In questi casi, Creality Cloud 7.3 può ridurre il numero di strumenti necessari. Non elimina la curva di apprendimento della stampa 3D, ma abbassa la soglia d’ingresso per chi vuole stampare senza passare ogni volta da computer, cavo, scheda SD e cartelle locali.
Un passo verso ecosistemi più pratici, ma da valutare sul campo
Creality Cloud 7.3 va letto come un aggiornamento di ecosistema. Non introduce una nuova stampante, un nuovo materiale o una tecnologia di stampa diversa, ma lavora sull’esperienza d’uso: meno passaggi, più importazione da fonti esterne, maggiore compatibilità con file 3MF, collegamento con slicer di terze parti e gestione mobile più completa.
Per il mercato consumer e prosumer questa direzione è importante. Le stampanti 3D sono diventate più veloci, più automatiche e più connesse, ma il software resta spesso il punto in cui l’utente perde tempo. Un’app che unisce libreria, slicing, invio alla stampante e controllo remoto può rendere la stampa più accessibile, a patto che non chiuda troppo l’utente dentro un solo ecosistema.

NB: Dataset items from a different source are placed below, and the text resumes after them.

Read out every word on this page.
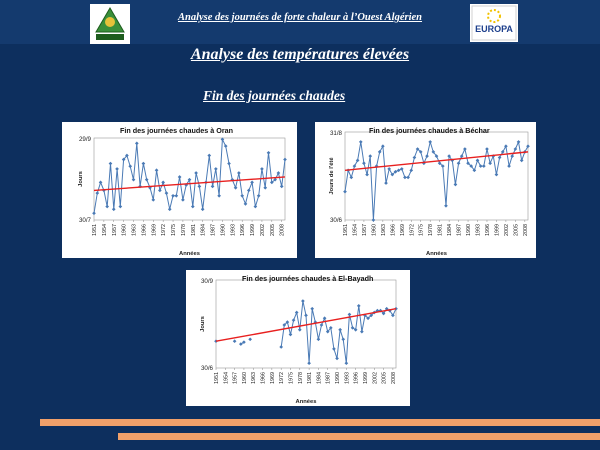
Analyse des journées de forte chaleur à l’Ouest Algérien
EUROPA
Analyse des températures élevées
Fin des journées chaudes
Fin des journées chaudes à Oran
29/9
30/7
Jours
1951 1954 1957 1960 1963 1966 1969 1972 1975 1978 1981 1984 1987 1990 1993 1996 1999 2002 2005 2008
Années
Fin des journées chaudes à Béchar
31/8
30/6
Jours de l'été
1951 1954 1957 1960 1963 1966 1969 1972 1975 1978 1981 1984 1987 1990 1993 1996 1999 2002 2005 2008
Années
Fin des journées chaudes à El-Bayadh
30/9
30/6
Jours
1951 1954 1957 1960 1963 1966 1969 1972 1975 1978 1981 1984 1987 1990 1993 1996 1999 2002 2005 2008
Années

Il vero banco di prova sarà la qualità delle conversioni, la gestione dei profili, la stabilità dell’app e la compatibilità reale con file provenienti da strumenti diversi. Se Creality riuscirà a mantenere un buon equilibrio tra semplicità e controllo, Creality Cloud potrà diventare una porta d’ingresso più comoda per chi stampa da smartphone e un supporto utile anche per chi usa già slicer desktop più avanzati.